I like to think that once you learn how to love, you learn to fall easily. Now that maybe a good thing or a bad thing. It all depends on the person you're falling in love with.

And I'll be honest I'm not ready to admit I fell in love with him. Especially so quickly and so weirdly. Everyone in my life knows it though he knows it, you know it, your girlfriend knows it, fuck dude my internet friend knows it and we barely talk. Everyone knew it before I did, I didn't realize it was true till he said it. I still don't want to accept it though.

Cause what if it doesn't work out? What if I get hurt again? There's so many "What ifs" I could go one for days about it.
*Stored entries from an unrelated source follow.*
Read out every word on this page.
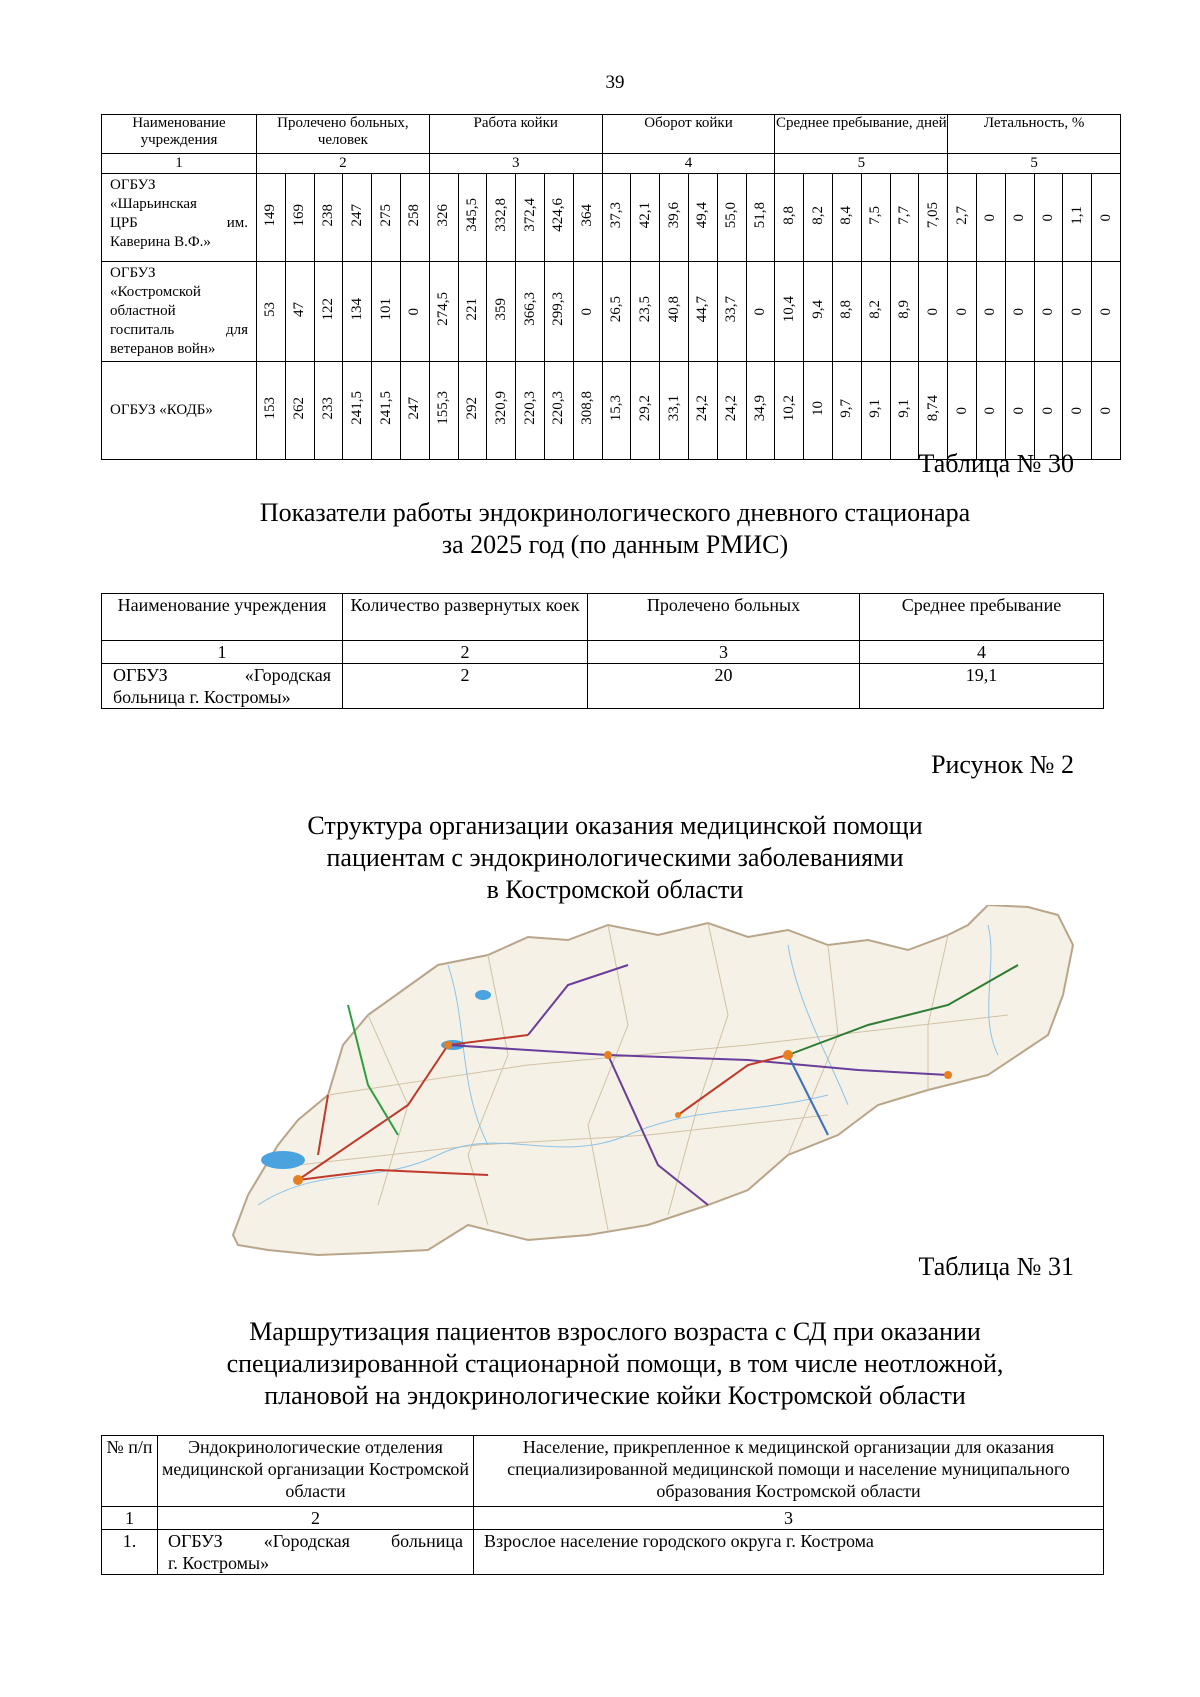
39
Наименование учреждения	Пролечено больных, человек						Работа койки						Оборот койки						Среднее пребывание, дней						Летальность, %					
1	2						3						4						5						5					

ОГБУЗ
«Шарьинская
ЦРБ им.
Каверина В.Ф.»	149	169	238	247	275	258	326	345,5	332,8	372,4	424,6	364	37,3	42,1	39,6	49,4	55,0	51,8	8,8	8,2	8,4	7,5	7,7	7,05	2,7	0	0	0	1,1	0

ОГБУЗ
«Костромской
областной
госпиталь для
ветеранов войн»	53	47	122	134	101	0	274,5	221	359	366,3	299,3	0	26,5	23,5	40,8	44,7	33,7	0	10,4	9,4	8,8	8,2	8,9	0	0	0	0	0	0	0

ОГБУЗ «КОДБ»	153	262	233	241,5	241,5	247	155,3	292	320,9	220,3	220,3	308,8	15,3	29,2	33,1	24,2	24,2	34,9	10,2	10	9,7	9,1	9,1	8,74	0	0	0	0	0	0
Таблица № 30
Показатели работы эндокринологического дневного стационара
за 2025 год (по данным РМИС)
Наименование учреждения	Количество развернутых коек	Пролечено больных	Среднее пребывание
1	2	3	4
ОГБУЗ «Городская
больница г. Костромы»	2	20	19,1
Рисунок № 2
Структура организации оказания медицинской помощи
пациентам с эндокринологическими заболеваниями
в Костромской области
Таблица № 31
Маршрутизация пациентов взрослого возраста с СД при оказании
специализированной стационарной помощи, в том числе неотложной,
плановой на эндокринологические койки Костромской области
№ п/п	Эндокринологические отделения медицинской организации Костромской области	Население, прикрепленное к медицинской организации для оказания специализированной медицинской помощи и население муниципального образования Костромской области
1	2	3
1.	ОГБУЗ «Городская больница
г. Костромы»	Взрослое население городского округа г. Кострома
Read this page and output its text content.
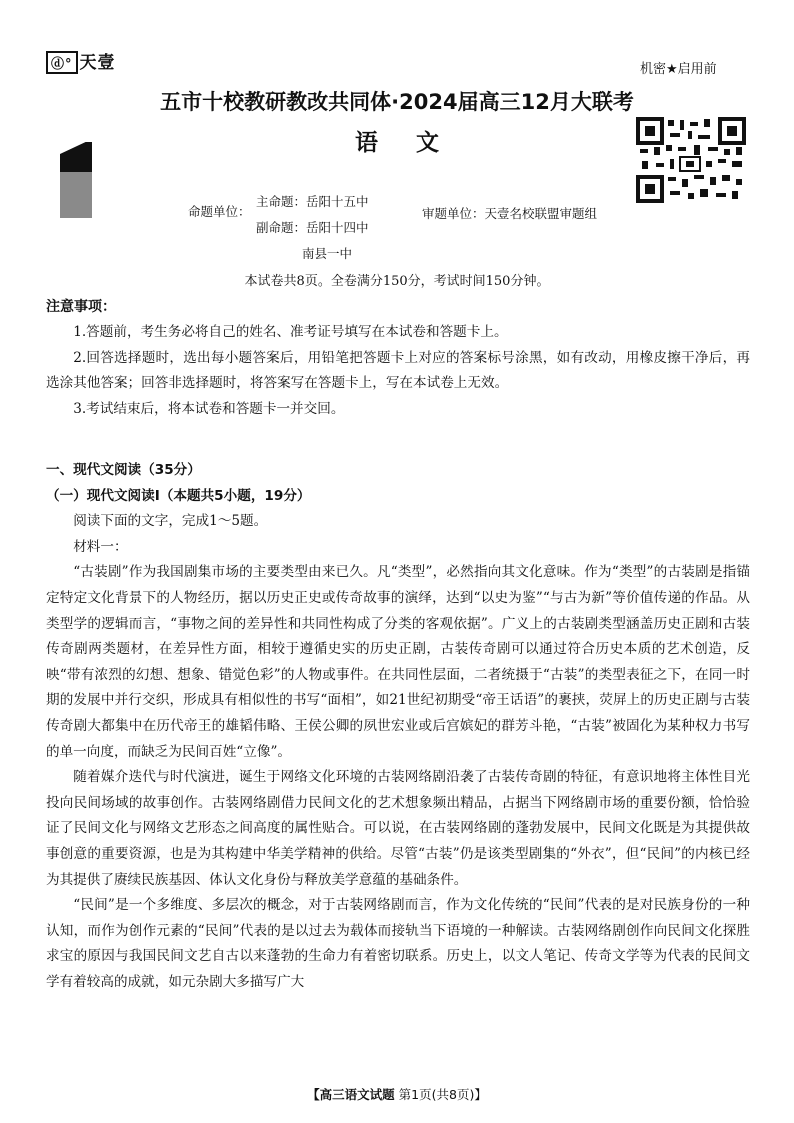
ⓓ° 天壹	机密★启用前
五市十校教研教改共同体·2024届高三12月大联考
语文
命题单位：
主命题：岳阳十五中
副命题：岳阳十四中
南县一中
审题单位：天壹名校联盟审题组
本试卷共8页。全卷满分150分，考试时间150分钟。
注意事项：

1.答题前，考生务必将自己的姓名、准考证号填写在本试卷和答题卡上。

2.回答选择题时，选出每小题答案后，用铅笔把答题卡上对应的答案标号涂黑，如有改动，用橡皮擦干净后，再选涂其他答案；回答非选择题时，将答案写在答题卡上，写在本试卷上无效。

3.考试结束后，将本试卷和答题卡一并交回。

一、现代文阅读（35分）

（一）现代文阅读Ⅰ（本题共5小题，19分）

阅读下面的文字，完成1～5题。

材料一：

“古装剧”作为我国剧集市场的主要类型由来已久。凡“类型”，必然指向其文化意味。作为“类型”的古装剧是指锚定特定文化背景下的人物经历，据以历史正史或传奇故事的演绎，达到“以史为鉴”“与古为新”等价值传递的作品。从类型学的逻辑而言，“事物之间的差异性和共同性构成了分类的客观依据”。广义上的古装剧类型涵盖历史正剧和古装传奇剧两类题材，在差异性方面，相较于遵循史实的历史正剧，古装传奇剧可以通过符合历史本质的艺术创造，反映“带有浓烈的幻想、想象、错觉色彩”的人物或事件。在共同性层面，二者统摄于“古装”的类型表征之下，在同一时期的发展中并行交织，形成具有相似性的书写“面相”，如21世纪初期受“帝王话语”的裹挟，荧屏上的历史正剧与古装传奇剧大都集中在历代帝王的雄韬伟略、王侯公卿的夙世宏业或后宫嫔妃的群芳斗艳，“古装”被固化为某种权力书写的单一向度，而缺乏为民间百姓“立像”。

随着媒介迭代与时代演进，诞生于网络文化环境的古装网络剧沿袭了古装传奇剧的特征，有意识地将主体性目光投向民间场域的故事创作。古装网络剧借力民间文化的艺术想象频出精品，占据当下网络剧市场的重要份额，恰恰验证了民间文化与网络文艺形态之间高度的属性贴合。可以说，在古装网络剧的蓬勃发展中，民间文化既是为其提供故事创意的重要资源，也是为其构建中华美学精神的供给。尽管“古装”仍是该类型剧集的“外衣”，但“民间”的内核已经为其提供了赓续民族基因、体认文化身份与释放美学意蕴的基础条件。

“民间”是一个多维度、多层次的概念，对于古装网络剧而言，作为文化传统的“民间”代表的是对民族身份的一种认知，而作为创作元素的“民间”代表的是以过去为载体而接轨当下语境的一种解读。古装网络剧创作向民间文化探胜求宝的原因与我国民间文艺自古以来蓬勃的生命力有着密切联系。历史上，以文人笔记、传奇文学等为代表的民间文学有着较高的成就，如元杂剧大多描写广大

【高三语文试题 第1页(共8页)】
Especially with what our relationship has been lately. We want to stay friends so he can focus on school but then we continuously flirt non-stop. Like on FaceTime he'd randomly blow kisses or make comments about cuddling and I'd comment back and so on. It's impossible to be just friends outside of public. Cause on campus it's so much different. There is little to no affection in person unless we're 100% alone.

He confuses me sometimes, but there are times I understand what he's trying to do or think. He's just one of those people that are hard to read if they don't talk much. It's frustrating.

But my mom is feeling better, I can go home. And that means I'll be able to do the homework for my classes. Meaning my stress is going to decrease. My life is calming down, now it's just a matter of keeping it calm.

I know I didn't write much today, but there's not much to tell. Just thought I'd get that little bit of information off my mind while I still remembered.